Jaipur Literature Festival round-up: Speaking of women, for women, by women but will there be action next?

The eleventh edition of Jaipur Literature Festival that took place at the Diggi Palace Hotel came to an end. The diverse blend of literature, ideas and culture gave an engaging and entertaining experience to every book lover.

Written by Ishita Sengupta | New Delhi | Published: January 30, 2018 12:06:14 pm

Jaipur Literary Festival ends with the closing debate on MeToo. (Source: Jaipur literature festival/Facebook)

The annual literary extravaganza that takes place in Jaipur every year finally came to a close on January 29. While the festival had an eclectic line of speakers, the theme this year was fairly evident. The topic of the sessions and the speakers discussed the increasing need for dissent and to be provided with an environment that allows the presence of a contrarian’s voice. The festival also heavily focused on women, their writings and how science might have had got them wrong. In the closing debate Manu Joseph, Ruchira Gupta, Vinod Dua, Sandip Roy, Pinky Anand and Bee Rowlatt debated and discussed ‘#MeToo: Do men still have it too easy?’

The session, moderated by Namita Bhandare, was largely lopsided. It started with Gupta’s impassioned speech and was followed by Joseph who, without revealing which side he is speaking for, said, “To be a man today is like walking to a play without a rehearsal. You don’t know what to do anymore.” Anand, on the other hand, tried to examine if there is a way beyond the binaries that exists. “I believe very strongly in society. If somebody does wrong, I as a lawyer believe hang them, condemn them, take it all the way through. But if there is a possibility of innocence, you should give the man a chance.” She referred to the instance where Peepli Live director Mahmood Farooqui was acquitted in a rape case.

Roy, whose speech met with thunderous applause spoke vociferously for the #MeToo movement although he admitted to being initially sceptical.
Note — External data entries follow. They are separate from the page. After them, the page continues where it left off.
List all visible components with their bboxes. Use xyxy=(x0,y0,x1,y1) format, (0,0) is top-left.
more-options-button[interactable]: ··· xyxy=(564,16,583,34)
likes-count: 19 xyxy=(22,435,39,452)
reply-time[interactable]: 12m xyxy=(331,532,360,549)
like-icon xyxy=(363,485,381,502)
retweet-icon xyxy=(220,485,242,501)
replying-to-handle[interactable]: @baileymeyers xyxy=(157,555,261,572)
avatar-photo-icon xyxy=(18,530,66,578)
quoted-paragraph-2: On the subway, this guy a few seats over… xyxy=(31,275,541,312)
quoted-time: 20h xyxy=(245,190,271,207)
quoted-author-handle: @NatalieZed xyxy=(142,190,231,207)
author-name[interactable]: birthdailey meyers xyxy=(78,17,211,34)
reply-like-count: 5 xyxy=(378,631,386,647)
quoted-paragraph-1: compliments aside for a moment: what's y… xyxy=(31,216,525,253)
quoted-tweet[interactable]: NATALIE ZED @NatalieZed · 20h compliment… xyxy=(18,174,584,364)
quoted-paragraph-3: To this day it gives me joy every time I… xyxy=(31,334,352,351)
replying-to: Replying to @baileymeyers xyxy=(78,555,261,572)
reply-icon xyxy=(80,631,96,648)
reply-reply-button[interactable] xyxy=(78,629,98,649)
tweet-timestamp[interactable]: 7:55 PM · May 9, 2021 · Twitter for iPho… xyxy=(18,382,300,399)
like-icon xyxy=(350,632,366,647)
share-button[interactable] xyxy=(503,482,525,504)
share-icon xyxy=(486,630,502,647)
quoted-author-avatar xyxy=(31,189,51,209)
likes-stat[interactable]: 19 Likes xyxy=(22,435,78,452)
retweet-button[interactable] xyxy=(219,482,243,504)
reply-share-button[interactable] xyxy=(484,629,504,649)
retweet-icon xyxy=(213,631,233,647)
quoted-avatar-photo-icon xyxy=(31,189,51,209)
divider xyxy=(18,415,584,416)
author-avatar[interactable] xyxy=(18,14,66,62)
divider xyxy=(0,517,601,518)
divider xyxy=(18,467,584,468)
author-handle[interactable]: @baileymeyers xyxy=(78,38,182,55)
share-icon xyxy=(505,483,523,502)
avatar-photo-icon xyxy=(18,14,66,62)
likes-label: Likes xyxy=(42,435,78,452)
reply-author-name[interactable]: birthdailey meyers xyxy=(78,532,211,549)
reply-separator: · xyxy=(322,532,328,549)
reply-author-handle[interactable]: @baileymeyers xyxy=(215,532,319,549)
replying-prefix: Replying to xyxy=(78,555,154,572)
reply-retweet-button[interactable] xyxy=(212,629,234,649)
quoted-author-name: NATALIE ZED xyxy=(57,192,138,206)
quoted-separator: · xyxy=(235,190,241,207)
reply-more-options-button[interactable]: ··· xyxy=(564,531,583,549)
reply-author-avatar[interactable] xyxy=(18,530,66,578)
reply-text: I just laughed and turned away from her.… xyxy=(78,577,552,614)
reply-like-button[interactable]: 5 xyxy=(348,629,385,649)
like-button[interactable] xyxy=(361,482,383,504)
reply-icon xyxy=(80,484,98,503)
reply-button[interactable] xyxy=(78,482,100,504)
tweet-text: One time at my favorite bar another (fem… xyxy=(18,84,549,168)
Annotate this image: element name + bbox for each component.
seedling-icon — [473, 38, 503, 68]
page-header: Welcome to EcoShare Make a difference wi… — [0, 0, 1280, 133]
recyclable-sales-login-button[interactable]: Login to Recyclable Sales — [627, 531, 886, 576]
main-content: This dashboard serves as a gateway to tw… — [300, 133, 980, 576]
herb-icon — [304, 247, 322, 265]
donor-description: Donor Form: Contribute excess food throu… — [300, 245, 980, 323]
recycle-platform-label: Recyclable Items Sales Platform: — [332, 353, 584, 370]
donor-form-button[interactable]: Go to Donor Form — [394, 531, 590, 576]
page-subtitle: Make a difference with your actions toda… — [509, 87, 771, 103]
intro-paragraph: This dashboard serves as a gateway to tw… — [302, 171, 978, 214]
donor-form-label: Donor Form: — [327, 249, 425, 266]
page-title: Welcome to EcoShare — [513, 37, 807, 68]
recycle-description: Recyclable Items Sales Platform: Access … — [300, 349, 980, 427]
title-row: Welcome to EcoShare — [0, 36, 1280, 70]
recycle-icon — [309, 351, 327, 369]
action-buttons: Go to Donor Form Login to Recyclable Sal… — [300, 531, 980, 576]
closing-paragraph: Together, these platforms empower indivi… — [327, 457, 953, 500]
However, it was after his niece posted with the hashtag on social media that it stirred him. He confessed that he avoided social media thereafter fearing reading similar instances from women he knows. Later, he succinctly out forth why men still have it easy.

“Look at the number of women who had to come forward before Harvey Weinstein fell,” he said. Speaking on the Vishaka guidelines, Roy said that while they are necessary to deal with the aftermath of sexual harassment, it is important to ask, “how to pre-empt sexual harassment instead of dealing with the aftermath?” In the course of his speech, Roy also said that while the perpetrator should be held responsible, those who remain mute spectators should also be held guilty.

“The bystanders and the perpetrators are not the same thing. But that does not mean one gets to let off the hook.” Rowlatt, on her part, infused her speech with sarcasm and wit and took a dig at Joseph, albeit in jest. “Men should listen. If you are saying that you have not done anything, then you are not listening. You have not heard of a single word of the #MeToo movement. Dua, on his part, said that men are still getting it easy outside the virtual world, owing to their sense of entitlement.

In the festival this year, there has been a discernible tendency to speak of women, about women and for women. Young women writers such as Rupi Kaur and Gurmehar Kaur spoke for the first time and enthralled spectators. Celebrated female authors like Nayantara Sahgal and Amy Tan also commanded quite an audience. But while the discourse on dissent and women’s rights continue on the stage and in smaller circles, as is mostly the case, it remains to be seen if actions follow words.